Una armada de barcazas se extiende frente a la costa desde el Fuerte hasta Leme, lista con su carga de 25.000 toneladas de pirotecnia que se transformará, a la hora cero, en un despliegue de luz y color nunca visto. Cientos de miles de personas descienden a la arena vestidas de blanco para meterse al mar a medianoche y saltar siete olas, pidiendo en cada una un deseo a la orixá Iemanjá, diosa del mar, generosa en dones. Muchos traen ofrendas de frutas y flores para lanzar al mar en barquitos, aunque hace años que la ceremonia oficial del culto umbanda se trasladó al día anterior, para evitar las muchedumbres.
No todos se aventuran a la playa. Participar in situ, con los pies en la arena, no es para cualquiera. Pero es lo que pretendíamos hacer, alentados por nuestros amigos. Aunque yo tenía mis dudas, con el brindis me dejé convencer.
El espectáculo no defraudó. La gente bailaba y reía compartiendo caipiriñas en un aluvión de alegría contagiosa. Me metí en el mar a saltar olas. No se me ocurrían suficientes deseos: estaba feliz. Diez segundos antes de la medianoche entoné con la muchedumbre la cuenta regresiva del año que se iba. Al llegar al cero, el cielo estalló. Saqué mi celular para grabar la escena. Fue entonces que Río de Janeiro manifestó su lado oscuro. Primero sonaron las voces de alerta: ¡Arrastão! Enseguida avanzó una banda robando los celulares que, al extremo de brazos extendidos para filmar, se ofrecían como frutas maduras para ser cosechadas. Hubo gritos, empujones, forcejeos. Caí al suelo. Al levantarme vi el arma, una pistola de alto calibre. Un hombre se escudaba entre la gente, perseguido por el que empuñaba el arma. La mira en su recorrido rozaba a las personas, a mis amigos…

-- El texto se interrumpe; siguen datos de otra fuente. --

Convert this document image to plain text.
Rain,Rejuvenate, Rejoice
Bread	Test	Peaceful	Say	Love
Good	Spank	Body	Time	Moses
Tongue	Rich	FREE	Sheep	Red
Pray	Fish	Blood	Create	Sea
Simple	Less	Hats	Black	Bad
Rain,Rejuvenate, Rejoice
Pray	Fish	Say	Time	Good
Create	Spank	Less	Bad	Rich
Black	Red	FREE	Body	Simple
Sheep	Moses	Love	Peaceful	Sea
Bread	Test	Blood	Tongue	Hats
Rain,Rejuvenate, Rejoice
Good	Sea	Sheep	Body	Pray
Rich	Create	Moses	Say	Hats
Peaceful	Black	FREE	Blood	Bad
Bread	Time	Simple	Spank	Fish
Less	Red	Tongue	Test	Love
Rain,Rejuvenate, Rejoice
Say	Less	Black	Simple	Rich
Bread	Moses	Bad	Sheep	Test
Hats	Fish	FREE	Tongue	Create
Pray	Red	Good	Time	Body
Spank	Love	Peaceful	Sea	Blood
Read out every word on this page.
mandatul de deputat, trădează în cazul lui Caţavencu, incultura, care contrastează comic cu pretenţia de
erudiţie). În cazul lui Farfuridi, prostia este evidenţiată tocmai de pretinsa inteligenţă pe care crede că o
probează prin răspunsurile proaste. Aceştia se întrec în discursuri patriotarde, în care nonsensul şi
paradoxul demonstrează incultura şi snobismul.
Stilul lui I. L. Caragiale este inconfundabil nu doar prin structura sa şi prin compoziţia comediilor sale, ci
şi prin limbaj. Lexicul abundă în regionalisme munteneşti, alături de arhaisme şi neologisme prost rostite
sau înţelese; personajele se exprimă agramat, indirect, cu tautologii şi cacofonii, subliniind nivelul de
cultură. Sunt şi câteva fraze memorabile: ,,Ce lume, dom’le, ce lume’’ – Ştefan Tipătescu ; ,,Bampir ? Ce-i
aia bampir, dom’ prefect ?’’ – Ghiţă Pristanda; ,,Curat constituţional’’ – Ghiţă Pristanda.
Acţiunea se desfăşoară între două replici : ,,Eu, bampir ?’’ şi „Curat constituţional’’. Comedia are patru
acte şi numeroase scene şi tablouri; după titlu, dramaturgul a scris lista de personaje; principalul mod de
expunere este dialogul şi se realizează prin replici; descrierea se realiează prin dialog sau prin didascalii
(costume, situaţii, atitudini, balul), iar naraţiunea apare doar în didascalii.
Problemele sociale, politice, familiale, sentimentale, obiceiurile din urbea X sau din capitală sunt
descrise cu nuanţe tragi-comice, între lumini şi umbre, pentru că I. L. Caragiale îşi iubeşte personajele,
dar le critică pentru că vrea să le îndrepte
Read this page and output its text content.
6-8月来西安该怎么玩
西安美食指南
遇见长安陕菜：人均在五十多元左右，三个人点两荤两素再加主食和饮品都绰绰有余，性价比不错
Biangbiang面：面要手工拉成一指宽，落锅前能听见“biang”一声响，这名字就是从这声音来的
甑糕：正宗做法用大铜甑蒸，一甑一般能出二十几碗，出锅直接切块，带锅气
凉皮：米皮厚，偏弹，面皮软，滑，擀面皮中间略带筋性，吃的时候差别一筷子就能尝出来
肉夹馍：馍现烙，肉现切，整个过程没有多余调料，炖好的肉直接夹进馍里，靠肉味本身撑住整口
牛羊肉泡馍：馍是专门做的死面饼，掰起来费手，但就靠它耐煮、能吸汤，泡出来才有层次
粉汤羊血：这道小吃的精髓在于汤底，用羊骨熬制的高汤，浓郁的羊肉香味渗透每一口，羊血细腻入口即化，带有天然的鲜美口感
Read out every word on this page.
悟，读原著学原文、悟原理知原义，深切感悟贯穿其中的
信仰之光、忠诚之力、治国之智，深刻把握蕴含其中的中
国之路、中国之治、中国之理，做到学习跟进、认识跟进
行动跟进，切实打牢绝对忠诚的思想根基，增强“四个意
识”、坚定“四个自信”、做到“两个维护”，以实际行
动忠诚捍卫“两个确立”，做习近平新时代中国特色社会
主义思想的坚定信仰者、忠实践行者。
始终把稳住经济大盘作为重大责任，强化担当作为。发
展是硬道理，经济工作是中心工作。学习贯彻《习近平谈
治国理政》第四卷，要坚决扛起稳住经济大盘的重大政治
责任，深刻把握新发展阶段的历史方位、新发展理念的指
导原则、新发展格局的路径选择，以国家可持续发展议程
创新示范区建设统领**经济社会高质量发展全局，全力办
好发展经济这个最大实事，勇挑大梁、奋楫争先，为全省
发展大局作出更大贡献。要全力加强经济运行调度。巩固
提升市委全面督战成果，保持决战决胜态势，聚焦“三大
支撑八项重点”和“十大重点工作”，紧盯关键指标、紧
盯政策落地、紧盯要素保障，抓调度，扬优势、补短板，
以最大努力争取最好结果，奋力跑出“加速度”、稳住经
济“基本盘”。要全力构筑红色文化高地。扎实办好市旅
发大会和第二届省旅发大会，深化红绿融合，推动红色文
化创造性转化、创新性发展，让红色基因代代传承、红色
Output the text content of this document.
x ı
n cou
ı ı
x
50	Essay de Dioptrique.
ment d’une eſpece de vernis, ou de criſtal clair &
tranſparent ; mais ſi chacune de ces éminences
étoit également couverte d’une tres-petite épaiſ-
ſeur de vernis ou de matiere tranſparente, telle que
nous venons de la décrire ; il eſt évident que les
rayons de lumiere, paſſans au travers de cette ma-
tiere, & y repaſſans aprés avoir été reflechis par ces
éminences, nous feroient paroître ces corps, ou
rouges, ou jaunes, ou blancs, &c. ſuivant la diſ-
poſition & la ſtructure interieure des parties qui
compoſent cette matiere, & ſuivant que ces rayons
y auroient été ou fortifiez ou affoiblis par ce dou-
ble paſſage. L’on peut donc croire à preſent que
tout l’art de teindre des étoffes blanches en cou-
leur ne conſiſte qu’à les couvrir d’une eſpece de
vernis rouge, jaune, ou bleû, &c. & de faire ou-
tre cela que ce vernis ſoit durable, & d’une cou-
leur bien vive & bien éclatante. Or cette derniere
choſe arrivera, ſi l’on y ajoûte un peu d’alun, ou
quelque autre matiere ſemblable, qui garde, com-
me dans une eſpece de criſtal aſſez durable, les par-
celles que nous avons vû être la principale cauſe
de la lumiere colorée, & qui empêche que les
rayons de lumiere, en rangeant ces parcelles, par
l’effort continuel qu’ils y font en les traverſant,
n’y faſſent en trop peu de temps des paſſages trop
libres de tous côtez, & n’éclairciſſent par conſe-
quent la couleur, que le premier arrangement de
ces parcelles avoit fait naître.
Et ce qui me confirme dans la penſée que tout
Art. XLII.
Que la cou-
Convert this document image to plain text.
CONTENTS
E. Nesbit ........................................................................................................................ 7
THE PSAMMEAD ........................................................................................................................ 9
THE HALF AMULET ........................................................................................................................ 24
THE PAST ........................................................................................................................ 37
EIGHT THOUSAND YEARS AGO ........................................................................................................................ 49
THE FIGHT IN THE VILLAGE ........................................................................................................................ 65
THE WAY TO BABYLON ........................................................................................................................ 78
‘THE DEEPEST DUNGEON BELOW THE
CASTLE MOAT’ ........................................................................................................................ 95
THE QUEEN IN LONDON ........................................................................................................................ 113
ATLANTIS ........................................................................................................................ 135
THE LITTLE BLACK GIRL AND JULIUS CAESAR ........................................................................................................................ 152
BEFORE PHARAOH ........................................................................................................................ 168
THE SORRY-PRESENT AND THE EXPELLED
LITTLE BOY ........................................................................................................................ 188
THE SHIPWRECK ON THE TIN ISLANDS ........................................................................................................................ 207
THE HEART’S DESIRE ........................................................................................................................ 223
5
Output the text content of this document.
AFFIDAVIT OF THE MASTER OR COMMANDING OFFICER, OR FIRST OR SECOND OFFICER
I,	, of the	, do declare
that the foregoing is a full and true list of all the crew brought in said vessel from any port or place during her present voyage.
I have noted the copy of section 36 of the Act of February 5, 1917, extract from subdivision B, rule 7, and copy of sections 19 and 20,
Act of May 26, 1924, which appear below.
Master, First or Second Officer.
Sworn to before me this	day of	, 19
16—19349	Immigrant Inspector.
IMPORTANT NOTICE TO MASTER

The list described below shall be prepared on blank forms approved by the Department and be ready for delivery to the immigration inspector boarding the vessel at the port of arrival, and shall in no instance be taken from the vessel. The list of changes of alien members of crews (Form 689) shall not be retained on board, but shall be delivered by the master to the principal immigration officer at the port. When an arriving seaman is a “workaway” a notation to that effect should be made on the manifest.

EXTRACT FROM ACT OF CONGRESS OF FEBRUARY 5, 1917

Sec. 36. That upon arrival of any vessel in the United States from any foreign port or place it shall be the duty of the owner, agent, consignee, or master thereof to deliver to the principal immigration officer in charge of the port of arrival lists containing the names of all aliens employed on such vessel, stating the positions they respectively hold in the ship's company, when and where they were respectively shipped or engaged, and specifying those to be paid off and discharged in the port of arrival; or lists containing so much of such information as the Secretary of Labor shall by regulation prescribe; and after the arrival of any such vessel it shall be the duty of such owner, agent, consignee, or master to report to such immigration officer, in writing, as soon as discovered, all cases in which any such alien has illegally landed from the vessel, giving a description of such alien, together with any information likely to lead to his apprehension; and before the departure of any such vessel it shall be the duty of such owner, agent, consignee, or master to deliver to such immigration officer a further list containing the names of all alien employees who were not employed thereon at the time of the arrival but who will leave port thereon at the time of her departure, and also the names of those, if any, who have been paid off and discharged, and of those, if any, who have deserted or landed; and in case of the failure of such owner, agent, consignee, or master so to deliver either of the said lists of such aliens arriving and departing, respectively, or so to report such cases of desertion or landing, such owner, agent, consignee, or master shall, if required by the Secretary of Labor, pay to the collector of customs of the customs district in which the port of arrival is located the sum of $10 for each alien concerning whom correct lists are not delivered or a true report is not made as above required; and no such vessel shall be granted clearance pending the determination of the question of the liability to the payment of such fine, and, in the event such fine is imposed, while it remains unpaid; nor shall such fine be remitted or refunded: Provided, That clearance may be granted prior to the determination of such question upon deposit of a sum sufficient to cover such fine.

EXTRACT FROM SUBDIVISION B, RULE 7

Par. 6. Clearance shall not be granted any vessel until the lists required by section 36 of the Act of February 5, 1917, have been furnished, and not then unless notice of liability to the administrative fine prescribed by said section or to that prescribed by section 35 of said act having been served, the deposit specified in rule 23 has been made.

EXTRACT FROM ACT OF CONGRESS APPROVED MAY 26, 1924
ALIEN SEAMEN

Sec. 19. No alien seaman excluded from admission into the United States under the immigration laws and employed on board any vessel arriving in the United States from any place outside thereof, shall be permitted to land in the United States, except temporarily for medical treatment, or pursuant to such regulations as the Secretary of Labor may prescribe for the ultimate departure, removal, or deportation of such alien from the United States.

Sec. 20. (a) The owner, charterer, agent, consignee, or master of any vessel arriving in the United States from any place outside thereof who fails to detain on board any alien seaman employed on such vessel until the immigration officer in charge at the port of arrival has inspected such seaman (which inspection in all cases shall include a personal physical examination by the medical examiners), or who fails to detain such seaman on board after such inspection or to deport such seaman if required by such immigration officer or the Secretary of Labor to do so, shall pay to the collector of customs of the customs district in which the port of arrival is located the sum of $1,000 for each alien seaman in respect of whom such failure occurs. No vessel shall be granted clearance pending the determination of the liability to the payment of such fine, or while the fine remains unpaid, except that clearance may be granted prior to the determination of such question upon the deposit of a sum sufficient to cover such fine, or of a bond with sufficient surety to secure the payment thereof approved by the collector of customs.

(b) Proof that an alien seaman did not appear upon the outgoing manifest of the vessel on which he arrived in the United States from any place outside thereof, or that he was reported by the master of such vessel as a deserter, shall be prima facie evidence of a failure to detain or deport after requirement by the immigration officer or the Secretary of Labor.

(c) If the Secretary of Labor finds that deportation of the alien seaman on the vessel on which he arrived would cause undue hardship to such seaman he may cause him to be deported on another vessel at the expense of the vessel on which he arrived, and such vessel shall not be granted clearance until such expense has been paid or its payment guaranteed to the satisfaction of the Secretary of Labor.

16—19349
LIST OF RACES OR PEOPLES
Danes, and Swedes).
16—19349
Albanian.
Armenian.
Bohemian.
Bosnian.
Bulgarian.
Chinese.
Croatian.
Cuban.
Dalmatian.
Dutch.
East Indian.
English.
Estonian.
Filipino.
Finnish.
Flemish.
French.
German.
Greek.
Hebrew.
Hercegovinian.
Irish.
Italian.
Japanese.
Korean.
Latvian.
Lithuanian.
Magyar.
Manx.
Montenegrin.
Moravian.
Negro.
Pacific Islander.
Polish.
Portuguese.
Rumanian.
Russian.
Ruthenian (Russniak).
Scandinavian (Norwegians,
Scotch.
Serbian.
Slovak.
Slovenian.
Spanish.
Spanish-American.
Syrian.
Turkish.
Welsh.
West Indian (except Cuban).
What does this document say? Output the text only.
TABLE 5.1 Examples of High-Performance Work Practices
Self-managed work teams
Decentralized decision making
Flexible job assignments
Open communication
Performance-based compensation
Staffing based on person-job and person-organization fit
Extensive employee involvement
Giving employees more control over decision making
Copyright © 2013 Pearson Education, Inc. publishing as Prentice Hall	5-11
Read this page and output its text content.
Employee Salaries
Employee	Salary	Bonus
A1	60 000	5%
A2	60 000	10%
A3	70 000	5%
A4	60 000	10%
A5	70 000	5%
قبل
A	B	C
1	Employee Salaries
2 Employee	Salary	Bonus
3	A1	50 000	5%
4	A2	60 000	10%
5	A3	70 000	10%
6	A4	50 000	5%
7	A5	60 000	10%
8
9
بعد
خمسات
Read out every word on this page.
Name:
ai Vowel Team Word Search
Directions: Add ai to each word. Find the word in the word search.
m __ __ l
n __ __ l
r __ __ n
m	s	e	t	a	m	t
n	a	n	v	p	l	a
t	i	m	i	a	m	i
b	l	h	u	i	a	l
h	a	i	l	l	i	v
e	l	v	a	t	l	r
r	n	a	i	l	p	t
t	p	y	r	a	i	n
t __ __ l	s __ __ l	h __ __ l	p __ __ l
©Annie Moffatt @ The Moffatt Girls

Fugaz como una aparición, la escena se desvaneció. Como si no hubiera ocurrido. El cielo seguía encendido por decenas de supernovas. La gente bailaba y reía. Mi familia, sin enterarse, nadaba entre olas y reflejos de arcoíris. La sombra había pasado.
Más tarde, mi mujer preguntaba: ¿Escuchaste lo que pasó? ¿Qué susto, no? Pensé un momento antes de contestar. Después de todo, estábamos en Río de Janeiro. Y había que quererla así, con todo. Faz parte, respondí.